Edit: As for stacktrace, the program
#include <boost/program_options.hpp>
#include <execinfo.h>
int main(int argc, char* argv[])
{
boost::program_options::positional_options_description positional;
void* callstack[128];
int i, frames = backtrace(callstack, 128);
char** strs = backtrace_symbols(callstack, frames);
for (i = 0; i < frames; ++i) {
printf("%s\n", strs[i]);
}
free(strs);
return 0;
}
built as
g++ -Wp,-MMD,.make-debug/main.dd -Wall -g3 -I/usr/local/include -c main.cc -o .make-debug/main.o
g++ -o sandbox .make-debug/main.o -lboost_program_options -L/usr/local/lib
and run as ./sandbox produces the output
0 sandbox 0x00000001000017bf main + 57
1 sandbox 0x0000000100001764 start + 52
2 ??? 0x0000000000000001 0x0 + 1
sandbox(50587) malloc: *** error for object 0x7fff70506500: pointer being freed was not al
located
*** set a breakpoint in malloc_error_break to debug
Command terminated
As for building Boost:
$ cd boost_1_46_1
$ ./bootstrap.sh --prefix=/usr/local
$ ./bjam toolset=darwin-4.2
And here's my ~/user-config.jam:
using darwin : 4.0 : g++-4.0 ;
using darwin : 4.2 : g++-4.2 ;
using darwin : 4.5.1 : /Users/matan/usr/bin/g++ ;
I am unable to reproduce
macmini:stackoverflow samm$ cat po.cc
#include <boost/program_options.hpp>
#include <boost/version.hpp>
#include <iostream>
int
main(int argc, char* argv[])
{
std::cout << BOOST_LIB_VERSION << std::endl;
boost::program_options::positional_options_description positional;
return 0;
}
macmini:stackoverflow samm$ g++ -I /opt/local/include -L/opt/local/lib -lboost_program_options po.cc
macmini:stackoverflow samm$ ./a.out
1_46_1
macmini:stackoverflow samm$
you should update your question with the steps you used to build boost, particularly the arguments to bjam.
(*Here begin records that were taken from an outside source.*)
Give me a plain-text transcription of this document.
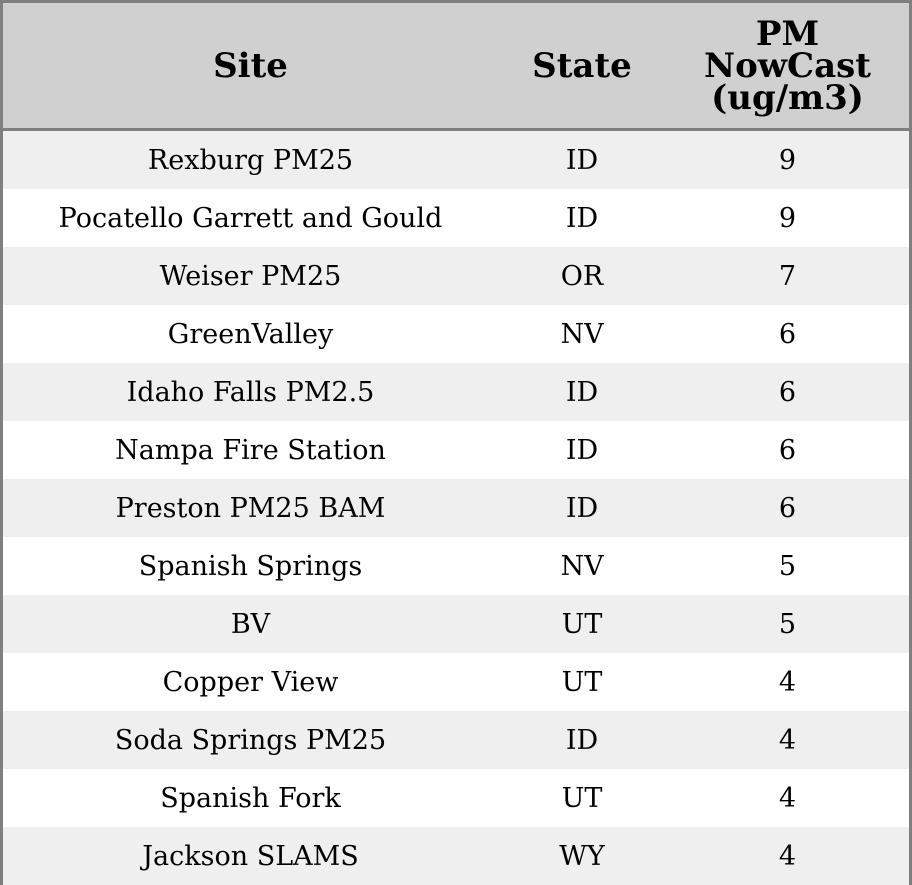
Site	State	PM
NowCast
(ug/m3)
Rexburg PM25	ID	9
Pocatello Garrett and Gould	ID	9
Weiser PM25	OR	7
GreenValley	NV	6
Idaho Falls PM2.5	ID	6
Nampa Fire Station	ID	6
Preston PM25 BAM	ID	6
Spanish Springs	NV	5
BV	UT	5
Copper View	UT	4
Soda Springs PM25	ID	4
Spanish Fork	UT	4
Jackson SLAMS	WY	4
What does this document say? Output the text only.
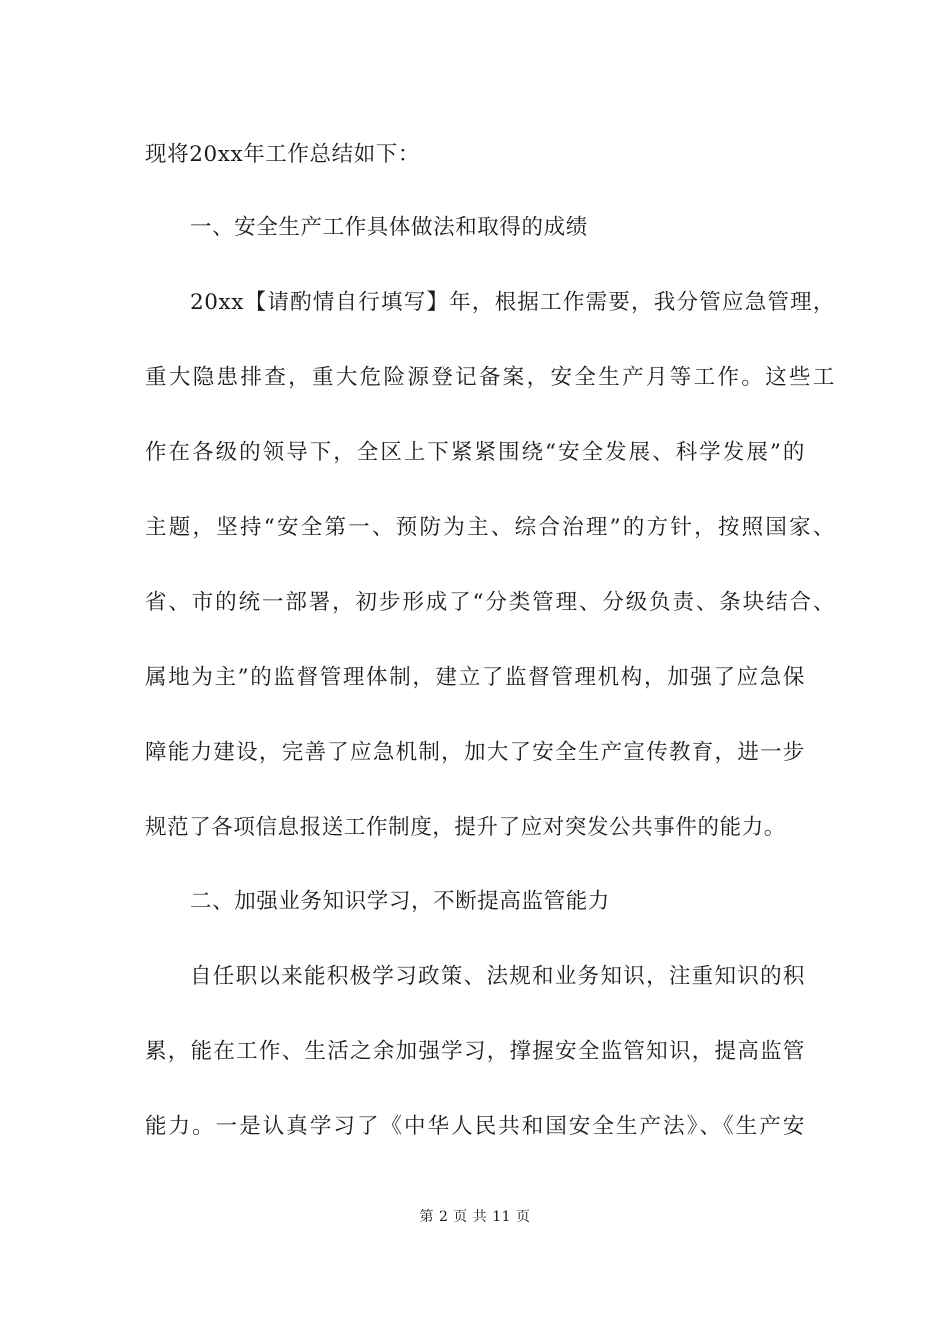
现将20xx年工作总结如下：
一、安全生产工作具体做法和取得的成绩
20xx【请酌情自行填写】年，根据工作需要，我分管应急管理，
重大隐患排查，重大危险源登记备案，安全生产月等工作。这些工
作在各级的领导下，全区上下紧紧围绕“安全发展、科学发展”的
主题，坚持“安全第一、预防为主、综合治理”的方针，按照国家、
省、市的统一部署，初步形成了“分类管理、分级负责、条块结合、
属地为主”的监督管理体制，建立了监督管理机构，加强了应急保
障能力建设，完善了应急机制，加大了安全生产宣传教育，进一步
规范了各项信息报送工作制度，提升了应对突发公共事件的能力。
二、加强业务知识学习，不断提高监管能力
自任职以来能积极学习政策、法规和业务知识，注重知识的积
累，能在工作、生活之余加强学习，撑握安全监管知识，提高监管
能力。一是认真学习了《中华人民共和国安全生产法》、《生产安
第 2 页 共 11 页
I think I resolved the issue, but I'm not happy with my solution. I neglected to mention that I previously installed gcc 4.6.0 with --program-suffix=-4.6 in /usr/local. Uninstalling it and rebuilding Boost solved the issue. I then had no compilers installed other than gcc-4.0 and gcc-4.2 which came with XCode. Presumably gcc-4.6 files interfered with gcc-4.0 files or the darwin toolset.